In this post, we explain how your cultural programming affects your desire to control circumstances — and the impact this has on business.
Uncertainty Avoidance (UAI)
How comfortable a society is with uncertainty and ambiguity.
High uncertainty avoidance <——> Low uncertainty avoidance
High uncertainty avoidance = rigid codes of belief and behaviour; intolerance of unorthodox behaviour and ideas
Important values: strict laws and rules governing behaviour; fear of unknown or ‘different’ people, ideas, situations, places etc.; risk-avoidance; rules should be followed exactly; desire to control the unknown future
Low uncertainty avoidance = a relaxed attitude towards the unknown future, people and ideas
Important values: acceptance of different opinions, people, ideas, situations, etc.; tolerance, innovation, risk-taking; rules are only for general guidance; curiosity about the unknown future
The issue with this dimension is how a society deals with the fact that the future can never be known: should we try to control the future or just let it happen?

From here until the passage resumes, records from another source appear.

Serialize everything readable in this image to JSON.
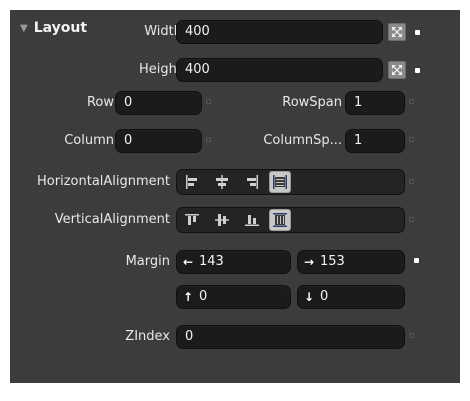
{
  "section": {
    "title": "Layout"
  },
  "width": {
    "label": "Width",
    "value": "400"
  },
  "height": {
    "label": "Height",
    "value": "400"
  },
  "row": {
    "label": "Row",
    "value": "0"
  },
  "rowspan": {
    "label": "RowSpan",
    "value": "1"
  },
  "column": {
    "label": "Column",
    "value": "0"
  },
  "columnspan": {
    "label": "ColumnSp...",
    "value": "1"
  },
  "halign": {
    "label": "HorizontalAlignment",
    "selected": "stretch"
  },
  "valign": {
    "label": "VerticalAlignment",
    "selected": "stretch"
  },
  "margin": {
    "label": "Margin",
    "left": "143",
    "right": "153",
    "top": "0",
    "bottom": "0"
  },
  "zindex": {
    "label": "ZIndex",
    "value": "0"
  }
}
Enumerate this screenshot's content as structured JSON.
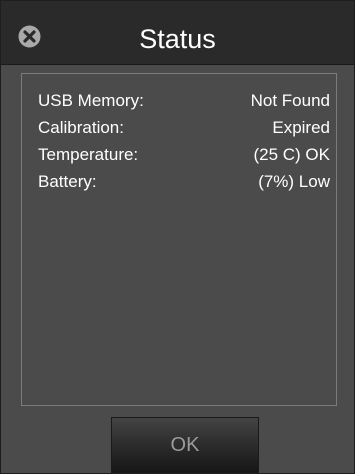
{
  "window": {
    "title": "Status",
    "close_icon": "close-circle-x-icon"
  },
  "status": {
    "rows": [
      {
        "label": "USB Memory:",
        "value": "Not Found"
      },
      {
        "label": "Calibration:",
        "value": "Expired"
      },
      {
        "label": "Temperature:",
        "value": "(25 C) OK"
      },
      {
        "label": "Battery:",
        "value": "(7%) Low"
      }
    ]
  },
  "actions": {
    "ok_label": "OK"
  },
  "colors": {
    "titlebar_bg": "#2a2a2a",
    "dialog_bg": "#4b4b4b",
    "panel_border": "#7c7c7c",
    "text": "#ffffff",
    "button_text": "#9a9a9a"
  }
}
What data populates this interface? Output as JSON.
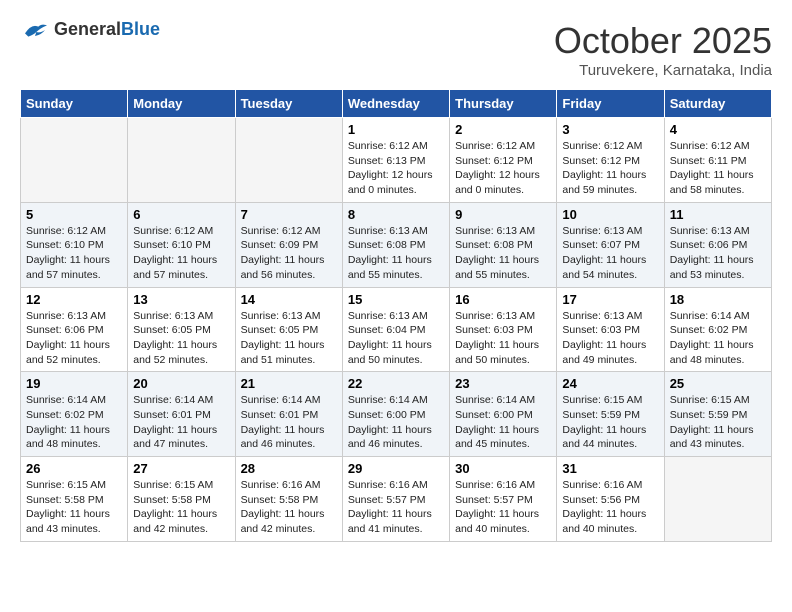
{
  "header": {
    "logo_general": "General",
    "logo_blue": "Blue",
    "month_title": "October 2025",
    "subtitle": "Turuvekere, Karnataka, India"
  },
  "days_of_week": [
    "Sunday",
    "Monday",
    "Tuesday",
    "Wednesday",
    "Thursday",
    "Friday",
    "Saturday"
  ],
  "weeks": [
    [
      {
        "day": "",
        "info": ""
      },
      {
        "day": "",
        "info": ""
      },
      {
        "day": "",
        "info": ""
      },
      {
        "day": "1",
        "info": "Sunrise: 6:12 AM\nSunset: 6:13 PM\nDaylight: 12 hours\nand 0 minutes."
      },
      {
        "day": "2",
        "info": "Sunrise: 6:12 AM\nSunset: 6:12 PM\nDaylight: 12 hours\nand 0 minutes."
      },
      {
        "day": "3",
        "info": "Sunrise: 6:12 AM\nSunset: 6:12 PM\nDaylight: 11 hours\nand 59 minutes."
      },
      {
        "day": "4",
        "info": "Sunrise: 6:12 AM\nSunset: 6:11 PM\nDaylight: 11 hours\nand 58 minutes."
      }
    ],
    [
      {
        "day": "5",
        "info": "Sunrise: 6:12 AM\nSunset: 6:10 PM\nDaylight: 11 hours\nand 57 minutes."
      },
      {
        "day": "6",
        "info": "Sunrise: 6:12 AM\nSunset: 6:10 PM\nDaylight: 11 hours\nand 57 minutes."
      },
      {
        "day": "7",
        "info": "Sunrise: 6:12 AM\nSunset: 6:09 PM\nDaylight: 11 hours\nand 56 minutes."
      },
      {
        "day": "8",
        "info": "Sunrise: 6:13 AM\nSunset: 6:08 PM\nDaylight: 11 hours\nand 55 minutes."
      },
      {
        "day": "9",
        "info": "Sunrise: 6:13 AM\nSunset: 6:08 PM\nDaylight: 11 hours\nand 55 minutes."
      },
      {
        "day": "10",
        "info": "Sunrise: 6:13 AM\nSunset: 6:07 PM\nDaylight: 11 hours\nand 54 minutes."
      },
      {
        "day": "11",
        "info": "Sunrise: 6:13 AM\nSunset: 6:06 PM\nDaylight: 11 hours\nand 53 minutes."
      }
    ],
    [
      {
        "day": "12",
        "info": "Sunrise: 6:13 AM\nSunset: 6:06 PM\nDaylight: 11 hours\nand 52 minutes."
      },
      {
        "day": "13",
        "info": "Sunrise: 6:13 AM\nSunset: 6:05 PM\nDaylight: 11 hours\nand 52 minutes."
      },
      {
        "day": "14",
        "info": "Sunrise: 6:13 AM\nSunset: 6:05 PM\nDaylight: 11 hours\nand 51 minutes."
      },
      {
        "day": "15",
        "info": "Sunrise: 6:13 AM\nSunset: 6:04 PM\nDaylight: 11 hours\nand 50 minutes."
      },
      {
        "day": "16",
        "info": "Sunrise: 6:13 AM\nSunset: 6:03 PM\nDaylight: 11 hours\nand 50 minutes."
      },
      {
        "day": "17",
        "info": "Sunrise: 6:13 AM\nSunset: 6:03 PM\nDaylight: 11 hours\nand 49 minutes."
      },
      {
        "day": "18",
        "info": "Sunrise: 6:14 AM\nSunset: 6:02 PM\nDaylight: 11 hours\nand 48 minutes."
      }
    ],
    [
      {
        "day": "19",
        "info": "Sunrise: 6:14 AM\nSunset: 6:02 PM\nDaylight: 11 hours\nand 48 minutes."
      },
      {
        "day": "20",
        "info": "Sunrise: 6:14 AM\nSunset: 6:01 PM\nDaylight: 11 hours\nand 47 minutes."
      },
      {
        "day": "21",
        "info": "Sunrise: 6:14 AM\nSunset: 6:01 PM\nDaylight: 11 hours\nand 46 minutes."
      },
      {
        "day": "22",
        "info": "Sunrise: 6:14 AM\nSunset: 6:00 PM\nDaylight: 11 hours\nand 46 minutes."
      },
      {
        "day": "23",
        "info": "Sunrise: 6:14 AM\nSunset: 6:00 PM\nDaylight: 11 hours\nand 45 minutes."
      },
      {
        "day": "24",
        "info": "Sunrise: 6:15 AM\nSunset: 5:59 PM\nDaylight: 11 hours\nand 44 minutes."
      },
      {
        "day": "25",
        "info": "Sunrise: 6:15 AM\nSunset: 5:59 PM\nDaylight: 11 hours\nand 43 minutes."
      }
    ],
    [
      {
        "day": "26",
        "info": "Sunrise: 6:15 AM\nSunset: 5:58 PM\nDaylight: 11 hours\nand 43 minutes."
      },
      {
        "day": "27",
        "info": "Sunrise: 6:15 AM\nSunset: 5:58 PM\nDaylight: 11 hours\nand 42 minutes."
      },
      {
        "day": "28",
        "info": "Sunrise: 6:16 AM\nSunset: 5:58 PM\nDaylight: 11 hours\nand 42 minutes."
      },
      {
        "day": "29",
        "info": "Sunrise: 6:16 AM\nSunset: 5:57 PM\nDaylight: 11 hours\nand 41 minutes."
      },
      {
        "day": "30",
        "info": "Sunrise: 6:16 AM\nSunset: 5:57 PM\nDaylight: 11 hours\nand 40 minutes."
      },
      {
        "day": "31",
        "info": "Sunrise: 6:16 AM\nSunset: 5:56 PM\nDaylight: 11 hours\nand 40 minutes."
      },
      {
        "day": "",
        "info": ""
      }
    ]
  ]
}
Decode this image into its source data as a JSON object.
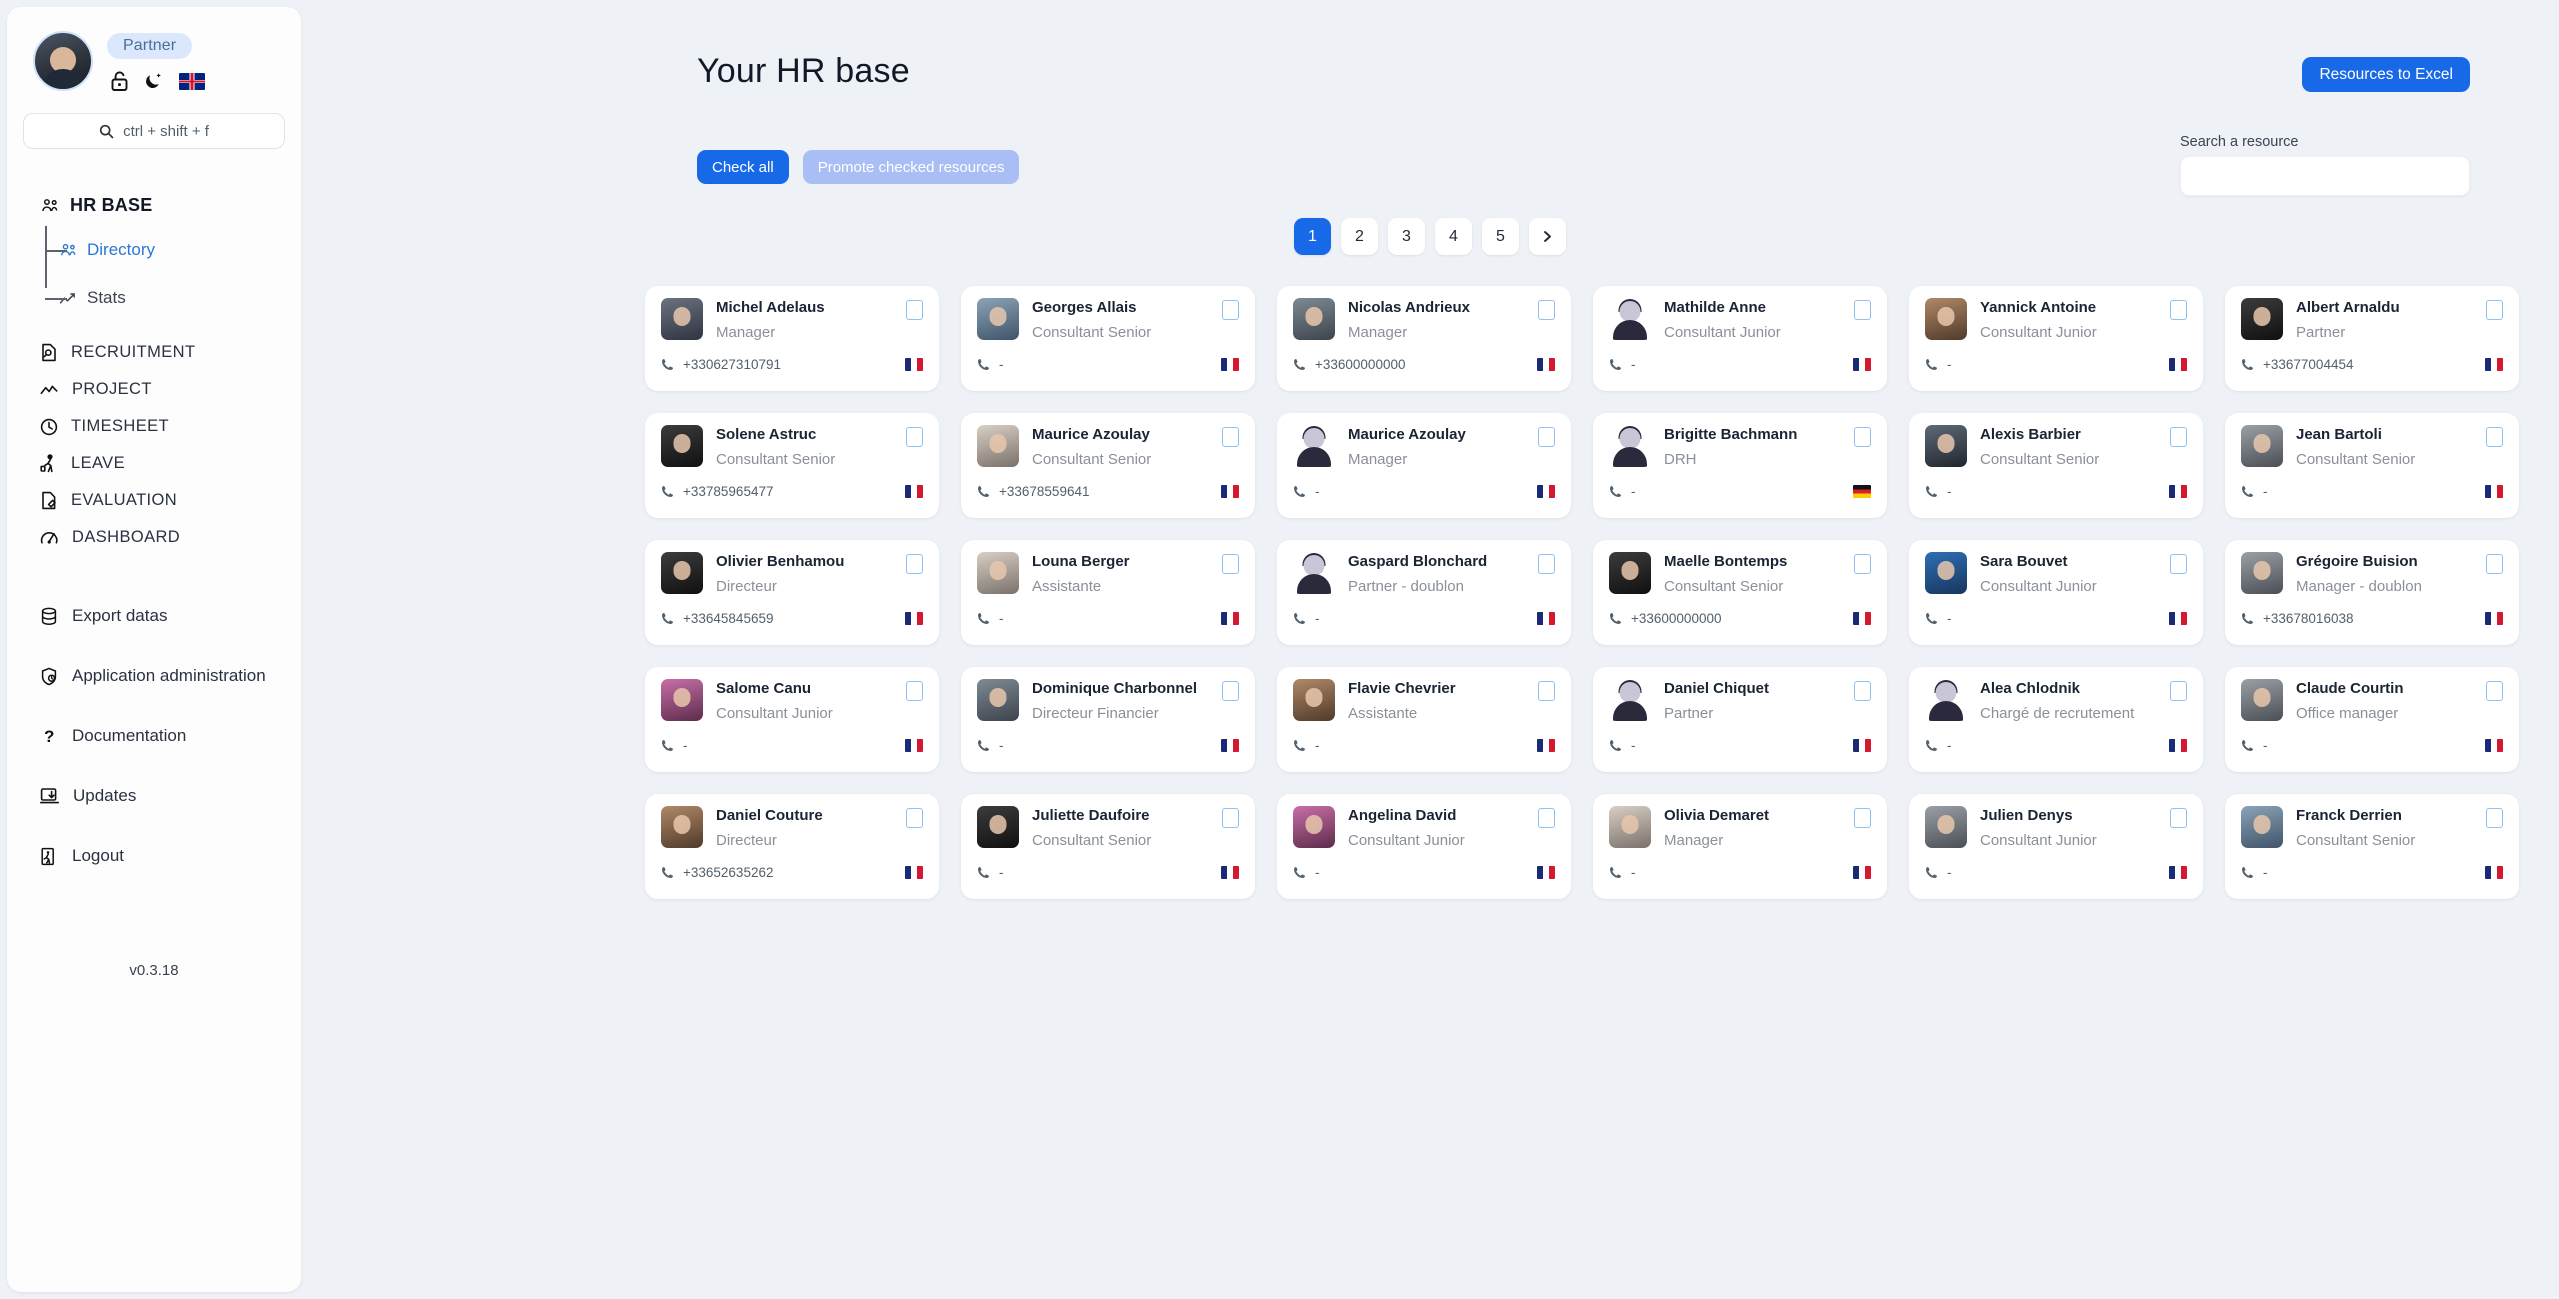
{
  "sidebar": {
    "role_badge": "Partner",
    "icons": [
      {
        "name": "unlock-icon"
      },
      {
        "name": "dark-mode-moon-icon"
      },
      {
        "name": "language-flag-uk-icon"
      }
    ],
    "search_placeholder": "ctrl + shift + f",
    "group": {
      "title": "HR BASE",
      "sub_items": [
        {
          "label": "Directory",
          "active": true,
          "icon": "people-icon"
        },
        {
          "label": "Stats",
          "active": false,
          "icon": "chart-line-icon"
        }
      ]
    },
    "nav_items": [
      {
        "label": "RECRUITMENT",
        "icon": "document-search-icon"
      },
      {
        "label": "PROJECT",
        "icon": "trend-line-icon"
      },
      {
        "label": "TIMESHEET",
        "icon": "clock-icon"
      },
      {
        "label": "LEAVE",
        "icon": "traveler-icon"
      },
      {
        "label": "EVALUATION",
        "icon": "document-edit-icon"
      },
      {
        "label": "DASHBOARD",
        "icon": "gauge-icon"
      }
    ],
    "util_items": [
      {
        "label": "Export datas",
        "icon": "database-icon"
      },
      {
        "label": "Application administration",
        "icon": "shield-lock-icon"
      },
      {
        "label": "Documentation",
        "icon": "question-mark-icon"
      },
      {
        "label": "Updates",
        "icon": "download-screen-icon"
      },
      {
        "label": "Logout",
        "icon": "exit-door-icon"
      }
    ],
    "version": "v0.3.18"
  },
  "header": {
    "title": "Your HR base",
    "excel_button": "Resources to Excel"
  },
  "toolbar": {
    "check_all": "Check all",
    "promote": "Promote checked resources"
  },
  "search": {
    "label": "Search a resource",
    "value": "",
    "placeholder": ""
  },
  "pagination": {
    "pages": [
      "1",
      "2",
      "3",
      "4",
      "5"
    ],
    "active": "1",
    "next_label": "›"
  },
  "colors": {
    "accent": "#1769e8",
    "accent_muted": "#a9bef5",
    "page_bg": "#eef1f6",
    "card_bg": "#ffffff",
    "link": "#2a77d4"
  },
  "resources": [
    {
      "name": "Michel Adelaus",
      "role": "Manager",
      "phone": "+330627310791",
      "flag": "fr",
      "photo": "ph-a",
      "checked": false
    },
    {
      "name": "Georges Allais",
      "role": "Consultant Senior",
      "phone": "-",
      "flag": "fr",
      "photo": "ph-b",
      "checked": false
    },
    {
      "name": "Nicolas Andrieux",
      "role": "Manager",
      "phone": "+33600000000",
      "flag": "fr",
      "photo": "ph-c",
      "checked": false
    },
    {
      "name": "Mathilde Anne",
      "role": "Consultant Junior",
      "phone": "-",
      "flag": "fr",
      "photo": "placeholder",
      "checked": false
    },
    {
      "name": "Yannick Antoine",
      "role": "Consultant Junior",
      "phone": "-",
      "flag": "fr",
      "photo": "ph-e",
      "checked": false
    },
    {
      "name": "Albert Arnaldu",
      "role": "Partner",
      "phone": "+33677004454",
      "flag": "fr",
      "photo": "ph-j",
      "checked": false
    },
    {
      "name": "Solene Astruc",
      "role": "Consultant Senior",
      "phone": "+33785965477",
      "flag": "fr",
      "photo": "ph-j",
      "checked": false
    },
    {
      "name": "Maurice Azoulay",
      "role": "Consultant Senior",
      "phone": "+33678559641",
      "flag": "fr",
      "photo": "ph-i",
      "checked": false
    },
    {
      "name": "Maurice Azoulay",
      "role": "Manager",
      "phone": "-",
      "flag": "fr",
      "photo": "placeholder",
      "checked": false
    },
    {
      "name": "Brigitte Bachmann",
      "role": "DRH",
      "phone": "-",
      "flag": "de",
      "photo": "placeholder",
      "checked": false
    },
    {
      "name": "Alexis Barbier",
      "role": "Consultant Senior",
      "phone": "-",
      "flag": "fr",
      "photo": "ph-h",
      "checked": false
    },
    {
      "name": "Jean Bartoli",
      "role": "Consultant Senior",
      "phone": "-",
      "flag": "fr",
      "photo": "ph-d",
      "checked": false
    },
    {
      "name": "Olivier Benhamou",
      "role": "Directeur",
      "phone": "+33645845659",
      "flag": "fr",
      "photo": "ph-j",
      "checked": false
    },
    {
      "name": "Louna Berger",
      "role": "Assistante",
      "phone": "-",
      "flag": "fr",
      "photo": "ph-i",
      "checked": false
    },
    {
      "name": "Gaspard Blonchard",
      "role": "Partner - doublon",
      "phone": "-",
      "flag": "fr",
      "photo": "placeholder",
      "checked": false
    },
    {
      "name": "Maelle Bontemps",
      "role": "Consultant Senior",
      "phone": "+33600000000",
      "flag": "fr",
      "photo": "ph-j",
      "checked": false
    },
    {
      "name": "Sara Bouvet",
      "role": "Consultant Junior",
      "phone": "-",
      "flag": "fr",
      "photo": "ph-f",
      "checked": false
    },
    {
      "name": "Grégoire Buision",
      "role": "Manager - doublon",
      "phone": "+33678016038",
      "flag": "fr",
      "photo": "ph-d",
      "checked": false
    },
    {
      "name": "Salome Canu",
      "role": "Consultant Junior",
      "phone": "-",
      "flag": "fr",
      "photo": "ph-g",
      "checked": false
    },
    {
      "name": "Dominique Charbonnel",
      "role": "Directeur Financier",
      "phone": "-",
      "flag": "fr",
      "photo": "ph-c",
      "checked": false
    },
    {
      "name": "Flavie Chevrier",
      "role": "Assistante",
      "phone": "-",
      "flag": "fr",
      "photo": "ph-e",
      "checked": false
    },
    {
      "name": "Daniel Chiquet",
      "role": "Partner",
      "phone": "-",
      "flag": "fr",
      "photo": "placeholder",
      "checked": false
    },
    {
      "name": "Alea Chlodnik",
      "role": "Chargé de recrutement",
      "phone": "-",
      "flag": "fr",
      "photo": "placeholder",
      "checked": false
    },
    {
      "name": "Claude Courtin",
      "role": "Office manager",
      "phone": "-",
      "flag": "fr",
      "photo": "ph-d",
      "checked": false
    },
    {
      "name": "Daniel Couture",
      "role": "Directeur",
      "phone": "+33652635262",
      "flag": "fr",
      "photo": "ph-e",
      "checked": false
    },
    {
      "name": "Juliette Daufoire",
      "role": "Consultant Senior",
      "phone": "-",
      "flag": "fr",
      "photo": "ph-j",
      "checked": false
    },
    {
      "name": "Angelina David",
      "role": "Consultant Junior",
      "phone": "-",
      "flag": "fr",
      "photo": "ph-g",
      "checked": false
    },
    {
      "name": "Olivia Demaret",
      "role": "Manager",
      "phone": "-",
      "flag": "fr",
      "photo": "ph-i",
      "checked": false
    },
    {
      "name": "Julien Denys",
      "role": "Consultant Junior",
      "phone": "-",
      "flag": "fr",
      "photo": "ph-d",
      "checked": false
    },
    {
      "name": "Franck Derrien",
      "role": "Consultant Senior",
      "phone": "-",
      "flag": "fr",
      "photo": "ph-b",
      "checked": false
    }
  ]
}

Business people and companies from cultures that have high UAI will be rigid about doing things exactly ‘by the book’ — following rules, regulations and procedures without flexibility. The rigidity comes from desire to control the future and fear of the unknown. Examples of countries and regions that score high in UAI are Russia, Serbia, France, Japan and most South American countries.
Business people and companies with low UAI, by contrast, are curious about what the future may hold. They tend to be open to new ideas and people, and flexible about changing plans and procedures — or operating without any plan at all! (In English, we call working without a plan ‘winging it’). Examples of countries and regions that score low in UAI are Great Britain, New Zealand, Slovakia, East and West Africa, and most Southeast Asian countries.
You can see how a clash could — and almost certainly will — occur when a company or person that needs a lot of certainty tries to do business with a company or person that is comfortable ‘winging it’.
So how can you adjust when doing business with someone from a different point on the Uncertainty Avoidance scale? Here are some tips.
1. The first step is to understand what your own personal culture is. How (un)comfortable are you operating without plans and changing direction spontaneously? How open are you to new ideas and people? Do you get angry when people don’t obey the rules or follow stipulated procedures?
2. As always, remember that the other person’s behaviour and attitude are cultural, not personal. And remember that your behaviour and attitude are conditioned by your cultural programming. No one is right, and no one is wrong. People simply have different perspectives.
3a. If you are quite comfortable with uncertainty, it is going to be easier for you to adapt to the other person’s preference for following procedures and planning carefully. It is much harder for someone whose cultural programming is high in UAI to change their behaviour. Therefore, do your best to find a way to work with them.
3b. If you recognise that your cultural programming is high in uncertainty avoidance, this is a very important first step to being able to work well with someone with low UAI. The best thing to do is to explain that planning and procedures are very important to you, and discuss how you can create a way of working together that is OK for both of you. You might want to write down what you agree.
The understanding of this cultural dimension is from the book Cultures and Organizations by Geert Hofstede, Gert Jan Hofstede and Michael Minkov.